Hooters of America, the restaurant chain known for its wings and waitresses, has been sold to Nord Bay Capital and TriArtisan Capital Advisors, the parties announced late Monday in a news release.
The sellers included H.I.G. Capital, Chanticleer Holdings and other investors, although financial terms of the deal were not disclosed.
“The partnership with Nord Bay and TriArtisan comes at an ideal time for the company, bringing fresh partners with complementary skills and experience to support our next phase of growth to the benefit of all our employees, franchisees and customers,” Terry Marks, Hooters’ CEO, said in a statement.

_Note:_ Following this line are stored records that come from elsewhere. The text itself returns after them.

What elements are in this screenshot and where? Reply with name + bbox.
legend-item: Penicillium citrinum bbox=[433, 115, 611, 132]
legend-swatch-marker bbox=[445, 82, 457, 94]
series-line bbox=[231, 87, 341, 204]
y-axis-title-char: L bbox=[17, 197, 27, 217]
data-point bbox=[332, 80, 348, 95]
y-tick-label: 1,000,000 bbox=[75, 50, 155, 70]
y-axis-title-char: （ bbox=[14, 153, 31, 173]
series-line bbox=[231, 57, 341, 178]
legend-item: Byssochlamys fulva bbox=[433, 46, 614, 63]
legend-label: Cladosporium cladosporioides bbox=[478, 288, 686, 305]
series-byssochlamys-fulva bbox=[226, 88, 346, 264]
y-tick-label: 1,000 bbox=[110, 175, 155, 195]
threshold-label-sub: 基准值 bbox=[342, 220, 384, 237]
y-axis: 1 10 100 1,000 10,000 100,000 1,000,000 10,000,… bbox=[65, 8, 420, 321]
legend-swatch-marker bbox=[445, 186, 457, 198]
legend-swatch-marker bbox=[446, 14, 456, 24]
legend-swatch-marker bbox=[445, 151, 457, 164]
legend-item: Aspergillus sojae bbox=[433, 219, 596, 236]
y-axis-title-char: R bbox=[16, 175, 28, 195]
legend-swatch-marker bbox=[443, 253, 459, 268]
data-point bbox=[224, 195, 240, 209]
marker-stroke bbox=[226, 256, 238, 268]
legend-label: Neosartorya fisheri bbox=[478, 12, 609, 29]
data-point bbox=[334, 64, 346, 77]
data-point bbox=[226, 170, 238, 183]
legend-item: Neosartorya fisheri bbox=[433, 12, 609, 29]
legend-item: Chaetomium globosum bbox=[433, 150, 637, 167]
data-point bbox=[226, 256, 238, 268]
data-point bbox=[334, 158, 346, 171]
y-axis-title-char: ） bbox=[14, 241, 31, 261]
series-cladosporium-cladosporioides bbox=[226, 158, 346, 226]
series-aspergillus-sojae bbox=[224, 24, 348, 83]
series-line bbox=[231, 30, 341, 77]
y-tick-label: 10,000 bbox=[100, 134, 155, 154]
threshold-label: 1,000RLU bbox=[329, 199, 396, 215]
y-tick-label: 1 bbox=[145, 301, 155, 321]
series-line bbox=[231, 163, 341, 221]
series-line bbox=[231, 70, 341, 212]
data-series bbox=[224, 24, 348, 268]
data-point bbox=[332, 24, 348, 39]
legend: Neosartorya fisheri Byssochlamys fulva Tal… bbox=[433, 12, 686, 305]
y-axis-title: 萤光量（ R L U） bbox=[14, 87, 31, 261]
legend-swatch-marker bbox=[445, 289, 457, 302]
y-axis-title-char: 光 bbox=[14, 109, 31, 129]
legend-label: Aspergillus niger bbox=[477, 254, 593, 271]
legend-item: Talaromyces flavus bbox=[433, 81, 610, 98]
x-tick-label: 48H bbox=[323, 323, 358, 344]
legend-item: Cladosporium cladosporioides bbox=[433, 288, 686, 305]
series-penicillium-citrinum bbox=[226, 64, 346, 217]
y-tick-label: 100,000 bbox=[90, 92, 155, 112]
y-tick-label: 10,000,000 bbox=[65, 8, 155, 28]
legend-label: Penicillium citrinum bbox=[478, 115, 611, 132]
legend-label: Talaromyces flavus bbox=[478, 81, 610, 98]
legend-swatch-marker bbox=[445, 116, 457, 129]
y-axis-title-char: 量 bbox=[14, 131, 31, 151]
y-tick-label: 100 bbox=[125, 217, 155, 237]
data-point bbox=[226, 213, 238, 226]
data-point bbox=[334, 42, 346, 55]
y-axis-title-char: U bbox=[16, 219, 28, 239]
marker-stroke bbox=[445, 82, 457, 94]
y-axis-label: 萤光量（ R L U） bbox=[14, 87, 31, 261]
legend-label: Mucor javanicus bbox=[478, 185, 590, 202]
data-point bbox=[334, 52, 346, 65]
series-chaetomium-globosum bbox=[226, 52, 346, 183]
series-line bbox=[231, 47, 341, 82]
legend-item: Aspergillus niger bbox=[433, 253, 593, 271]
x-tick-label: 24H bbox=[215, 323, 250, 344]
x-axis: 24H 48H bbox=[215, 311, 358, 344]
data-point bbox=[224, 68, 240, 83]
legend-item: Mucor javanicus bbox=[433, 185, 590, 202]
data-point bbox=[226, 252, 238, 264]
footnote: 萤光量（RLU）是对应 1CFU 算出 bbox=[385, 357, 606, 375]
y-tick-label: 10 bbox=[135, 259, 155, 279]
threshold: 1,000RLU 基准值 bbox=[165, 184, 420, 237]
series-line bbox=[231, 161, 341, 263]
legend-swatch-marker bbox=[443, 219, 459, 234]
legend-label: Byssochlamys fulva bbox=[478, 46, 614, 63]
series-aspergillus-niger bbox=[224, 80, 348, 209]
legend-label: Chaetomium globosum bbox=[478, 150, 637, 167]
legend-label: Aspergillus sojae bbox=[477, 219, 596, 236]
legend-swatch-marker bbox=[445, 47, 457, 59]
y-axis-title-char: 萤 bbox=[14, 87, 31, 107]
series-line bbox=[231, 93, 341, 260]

In recent years the breastaurant chain has struggled with public perception and restaurant closures. In fact, the number of Hooters locations in the US dropped by more than 7 percent from 2012 to 2016, according to industry reports.
The brand responded to dipping sales by launching a fast-casual spinoff of Hooters called Hoots in 2017, which was designed to deliver a quicker dining experience. This desexualized, counter service-only restaurant does away with the iconic Hooters uniform of orange shorts and tight white tank tops. It also departs from the company’s policy of only hiring female servers.
The first Hoots location was opened in Chicago two years ago and since then two more locations in that area have been planned as well as another in Atlanta, and according to Marks that is just the beginning of the expansion plans.
“Our core business is strong with a world-famous and differentiated brand, a first-rate management team and a loyal base of experienced franchisees,” he said. “In addition, we are pleased with the early results of our new fast-casual concept and plan additional openings later this year.”
Hooters has been losing popularity among consumers, especially millennials, in part due to the now-dated restaurant concept and server uniforms. Going forward, the new owners say the needs of the modern consumer will guide brand decisions.
“Terry and the senior leadership team have done a tremendous job elevating the Company and tapping into what today’s consumer wants. We are confident about the future growth of this great brand,” said Rohit Manocha, a TriArtisan Founding Partner.
The term “breastaurant” dates back to the early 1990s when Hooters first became popular in the US. Since then the chain has inspired a spate of imitators, such as Titled Kilt and Twin Peaks. Although many have questioned whether there is still a place for these types of establishments in 2019, particularly in an era of heightened sensitivity to the mistreatment of women in the workplace, fueled by the #MeToo movement.